I was musing this morning on why some prospective parents act the way they do. They desperately want to adopt a child, yet they don’t like to hear about what that child may feel growing up and into adulthood. They want to tie a yellow ribbon and consider life will be glowing hearts and kisses their entire lives. Yet no one lives the enchanted life – that isn’t realistic.
Instead they either want the on-line adoptee to give them a quick fix way to make sure their child never feels that way, or they want to know what our parents did wrong. The former is impossible, and the latter is just plain old insulting to our parents who, ahem, are also adoptive parents. Way to alienate the adoptee. Tell us we are either messed up, or our parents messed up. Great way to get our respect and willingness to help, and you know, if you want to learn something from us, you need to respect the individual who actually knows first hand, the feelings.
Platitudes of how a friends child doesn’t feel loss, just doesn’t cut it. Stories of what your child tells you they feel, doesn’t cut it. Really, we don’t tell our parents a blow by blow of the pain felt by the loss of our other family. No one would do that – you might beat around the bush and admit to feelings of curiosity, but you aren’t going to go into detail on indepth private feelings that could hurt the listener. That is why we blog – so you get a glimpse of the feelings your child may experience but will most likely never share with you.

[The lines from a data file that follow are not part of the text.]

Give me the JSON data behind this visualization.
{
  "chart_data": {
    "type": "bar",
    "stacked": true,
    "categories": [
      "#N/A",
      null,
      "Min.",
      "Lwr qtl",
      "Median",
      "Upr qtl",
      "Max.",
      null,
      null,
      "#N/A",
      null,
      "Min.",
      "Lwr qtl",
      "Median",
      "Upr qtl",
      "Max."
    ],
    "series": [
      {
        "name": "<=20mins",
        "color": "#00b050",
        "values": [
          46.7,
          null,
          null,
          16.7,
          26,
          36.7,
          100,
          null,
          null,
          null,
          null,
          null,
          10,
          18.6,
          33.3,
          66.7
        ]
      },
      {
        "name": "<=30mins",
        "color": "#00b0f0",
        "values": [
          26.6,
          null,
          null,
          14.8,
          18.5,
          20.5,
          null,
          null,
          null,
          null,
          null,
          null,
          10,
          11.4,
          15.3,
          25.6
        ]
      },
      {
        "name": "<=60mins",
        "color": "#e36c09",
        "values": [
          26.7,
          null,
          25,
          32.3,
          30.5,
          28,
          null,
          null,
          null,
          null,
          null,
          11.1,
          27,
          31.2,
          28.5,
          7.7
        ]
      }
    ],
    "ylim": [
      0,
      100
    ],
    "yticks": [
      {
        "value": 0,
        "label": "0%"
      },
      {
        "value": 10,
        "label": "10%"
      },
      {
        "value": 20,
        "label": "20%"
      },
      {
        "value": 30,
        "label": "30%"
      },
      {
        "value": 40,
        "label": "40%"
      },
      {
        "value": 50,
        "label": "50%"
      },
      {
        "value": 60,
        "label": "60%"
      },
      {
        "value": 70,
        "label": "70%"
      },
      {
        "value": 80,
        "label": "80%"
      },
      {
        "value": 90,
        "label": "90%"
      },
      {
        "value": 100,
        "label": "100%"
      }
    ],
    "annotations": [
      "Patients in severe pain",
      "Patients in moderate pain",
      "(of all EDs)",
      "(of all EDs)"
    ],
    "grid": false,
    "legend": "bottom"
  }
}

We are not here to pat you on the back and tell you yes, you are doing the right thing.
International adoption will never, ever, cure the orphan crisis. It won’t even make a dent in it. Until you, the people who spend the tens of thousands of dollars adopting, require that a good chunk of your fees goes into family preservation in country, then the industry will just continue on using the orphan crisis as a way to make more money. I am not speaking about the adoption industry spending the money directly – I am saying they need to give it to an entity that is not in any way shape or form beholden or affliated with the adoption industry. One whose board members have no ties to the adoption industry. One that works towards creating a self-sustaining legacy for stabilazation of communities in need.
On the domestic adoption front the exact same thing must happen. If you would never wish to be in the position where you had to give your baby away, then you must also want others never to be in the same position. Right now the adoption industry is quite happy to settle for status quo – their clients don’t care as long as they get their children, and they will continue to push the gospel of children loosing their families, so other families can have them.
My words come off snarky at times, or even all the time. It comes from watching willful ignorance, and ignorant behavior by those who are going to be the parents of the current generation of adoptees. Of course I am going to snark. Yet, I also find it highly amusing that a parent blogger can be snarky and cutting, and is wildly applauded for telling it like it is, and writing in exactly the same tone.
My advice – grow up and listen to the message and don’t ask asinine or rhetorical questions. If you start to feel defensive look inside yourself – usually you can find why you are feeling guilty, and therefore defensive. I’ll give you a hint – you most likely spent more time researching both the pro’s and con’s of the last car you bought, than you did looking into the entire picture of what the adoption industry is.
Listen to what others are saying your child may feel. Store the knowledge away so you are aware, and never ever lie to your child. There are enough lies deeply entrenched in adoption as it is – no need to add to problem.
Stand up and support your adoptees’ rights to their own original birth certificates – start working on getting the lies out of adoption.
Demand that those working within the adoption industry, are also working daily, to put themselves out of business. Shouldn’t that be the starting goal/mission statement of any industry that works on the behalf of children?